Public reaction has not been confined to withdrawals and appeals. Social media has become a platform for biting satire and widespread discontent. Lawyer Firas Abdeen posted: “The way Syria’s parliamentary elections are being run is among the worst in the world—perhaps unique on this planet. Electoral bodies are selected through favouritism and connections. Candidates are chosen by regime clerics and provincial political committees. Political money plays a decisive role. And 70% of MPs will be appointed directly by the presidency. Elections and democracy—utterly transparent!” Beneath the sarcasm lies a sobering truth: what is unfolding is not genuine representation, but a reassertion of appointment and allegiance, draining the process of its foundational meaning.
These developments point not to a passing flaw, but to a structural crisis in the very mechanism of representation. The call to halt the elections is not a rejection of democratic principle—it is a recognition of the danger in reproducing exclusion under a veneer of legitimacy. If the structural dysfunction is now undeniable, an equally grave issue lies in the widespread misunderstanding of the legislature’s role. Many candidates treat parliamentary office as a platform for local service delivery, revealing a distorted view of its constitutional function. The legislature is not an executive body—it is a lawmaking and oversight institution, tasked with drafting, amending, or repealing legislation and holding the government accountable—not dispensing promises.
Faced with this dual impasse—both in the mechanism and the mission of representation—critique alone is insufficient. Nor can we rely on partial reform. In a context where free and comprehensive elections are not feasible, what is urgently needed is a guarantee that those who do reach the legislature are genuinely equipped to fulfil its mandate. Individuals with real expertise in law, economics, public administration, and sociology—capable of transforming the parliament from a symbolic stage into a functional constitutional authority.
This approach does not bypass popular will—it seeks to protect it. By adopting a merit-based appointment mechanism rooted in competence, experience, and specialisation, we can avoid the failures of past initiatives—most notably the National Dialogue Conference, which reduced the Syrian people’s voice to a two-hour session and produced outcomes unworthy of their sacrifices. Reproducing artificial representation will only deepen division and distrust, reviving the logic of guardianship that Syrians rose up against.
Cancelling this electoral process and establishing a temporary legislature through a transparent foundational mechanism is not merely a rational choice—it is a national and moral imperative.

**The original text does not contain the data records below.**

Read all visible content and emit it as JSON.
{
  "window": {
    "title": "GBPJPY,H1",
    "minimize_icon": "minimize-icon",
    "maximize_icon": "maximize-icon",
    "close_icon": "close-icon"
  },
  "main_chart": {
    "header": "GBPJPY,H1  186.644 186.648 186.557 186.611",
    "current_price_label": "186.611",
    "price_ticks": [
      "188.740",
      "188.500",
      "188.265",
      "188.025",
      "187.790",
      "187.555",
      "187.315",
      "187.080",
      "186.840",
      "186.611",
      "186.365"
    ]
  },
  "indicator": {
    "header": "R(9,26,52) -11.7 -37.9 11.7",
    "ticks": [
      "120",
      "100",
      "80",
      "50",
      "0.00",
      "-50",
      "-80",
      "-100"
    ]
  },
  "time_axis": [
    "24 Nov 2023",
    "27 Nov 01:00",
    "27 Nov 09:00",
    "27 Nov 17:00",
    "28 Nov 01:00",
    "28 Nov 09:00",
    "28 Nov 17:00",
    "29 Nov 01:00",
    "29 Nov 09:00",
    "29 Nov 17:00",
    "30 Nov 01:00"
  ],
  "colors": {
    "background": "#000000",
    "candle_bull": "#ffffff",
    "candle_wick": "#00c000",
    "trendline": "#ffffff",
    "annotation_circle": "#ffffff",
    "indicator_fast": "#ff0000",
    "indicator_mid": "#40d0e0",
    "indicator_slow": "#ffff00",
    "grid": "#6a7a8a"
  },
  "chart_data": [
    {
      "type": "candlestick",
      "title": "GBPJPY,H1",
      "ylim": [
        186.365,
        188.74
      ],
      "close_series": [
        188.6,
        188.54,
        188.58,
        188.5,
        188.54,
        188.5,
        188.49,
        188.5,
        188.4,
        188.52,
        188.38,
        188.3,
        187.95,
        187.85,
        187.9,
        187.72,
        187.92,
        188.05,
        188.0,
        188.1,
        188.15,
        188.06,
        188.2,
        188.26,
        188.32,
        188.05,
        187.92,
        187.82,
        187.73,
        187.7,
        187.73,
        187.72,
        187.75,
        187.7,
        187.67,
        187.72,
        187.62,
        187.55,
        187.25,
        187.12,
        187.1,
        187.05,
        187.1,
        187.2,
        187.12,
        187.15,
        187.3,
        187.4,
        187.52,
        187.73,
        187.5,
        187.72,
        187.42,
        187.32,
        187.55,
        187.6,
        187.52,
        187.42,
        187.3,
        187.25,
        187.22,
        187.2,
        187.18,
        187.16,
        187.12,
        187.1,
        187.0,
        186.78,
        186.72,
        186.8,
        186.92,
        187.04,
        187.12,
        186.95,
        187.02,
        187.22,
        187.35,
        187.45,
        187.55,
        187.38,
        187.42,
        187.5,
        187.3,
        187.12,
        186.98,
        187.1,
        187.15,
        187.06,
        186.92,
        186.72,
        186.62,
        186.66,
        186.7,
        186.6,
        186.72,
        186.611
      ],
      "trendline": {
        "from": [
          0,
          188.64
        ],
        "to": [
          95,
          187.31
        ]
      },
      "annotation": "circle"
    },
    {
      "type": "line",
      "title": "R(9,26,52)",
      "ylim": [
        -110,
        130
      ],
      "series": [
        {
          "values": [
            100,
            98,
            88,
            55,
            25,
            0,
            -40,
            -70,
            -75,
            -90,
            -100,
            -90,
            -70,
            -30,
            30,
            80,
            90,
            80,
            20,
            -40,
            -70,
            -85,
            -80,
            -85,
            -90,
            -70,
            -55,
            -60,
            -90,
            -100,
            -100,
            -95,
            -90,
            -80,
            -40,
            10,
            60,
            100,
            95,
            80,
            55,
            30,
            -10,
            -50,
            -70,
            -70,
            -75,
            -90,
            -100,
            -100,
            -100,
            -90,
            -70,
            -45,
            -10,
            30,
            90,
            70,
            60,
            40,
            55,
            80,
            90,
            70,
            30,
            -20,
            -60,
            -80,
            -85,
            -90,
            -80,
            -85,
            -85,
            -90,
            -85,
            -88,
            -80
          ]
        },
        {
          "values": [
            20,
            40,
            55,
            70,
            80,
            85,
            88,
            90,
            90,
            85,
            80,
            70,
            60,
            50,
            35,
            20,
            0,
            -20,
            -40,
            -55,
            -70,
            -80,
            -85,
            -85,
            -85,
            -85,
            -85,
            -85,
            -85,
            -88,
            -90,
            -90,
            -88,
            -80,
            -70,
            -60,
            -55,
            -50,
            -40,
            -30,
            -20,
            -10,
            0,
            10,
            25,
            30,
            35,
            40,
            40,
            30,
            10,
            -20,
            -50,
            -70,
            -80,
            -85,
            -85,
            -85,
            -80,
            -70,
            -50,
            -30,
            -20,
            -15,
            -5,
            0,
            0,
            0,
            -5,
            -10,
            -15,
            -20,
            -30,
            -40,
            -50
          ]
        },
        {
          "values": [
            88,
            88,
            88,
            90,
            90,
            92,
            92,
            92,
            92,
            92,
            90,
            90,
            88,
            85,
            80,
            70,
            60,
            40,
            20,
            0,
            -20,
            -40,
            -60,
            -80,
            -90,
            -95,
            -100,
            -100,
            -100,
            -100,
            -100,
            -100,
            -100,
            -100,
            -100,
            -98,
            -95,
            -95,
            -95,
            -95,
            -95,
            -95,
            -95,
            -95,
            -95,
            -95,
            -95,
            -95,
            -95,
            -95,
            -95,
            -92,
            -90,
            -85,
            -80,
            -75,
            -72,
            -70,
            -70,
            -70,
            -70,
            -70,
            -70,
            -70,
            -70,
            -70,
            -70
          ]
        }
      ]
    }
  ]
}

To call for a provisional council formed through a fair and credible process is not to retreat from public life—it is a serious attempt to rebuild the instruments of representation on foundations worthy of Syria’s sacrifices. It is a shift from passive spectatorship to active participation. Either we reconstruct representation anew, or we reproduce exclusion under different names. The true test lies not in appearances, but in our ability to forge legitimacy rooted in competence, animated by courage, and anchored in respect for the people’s will.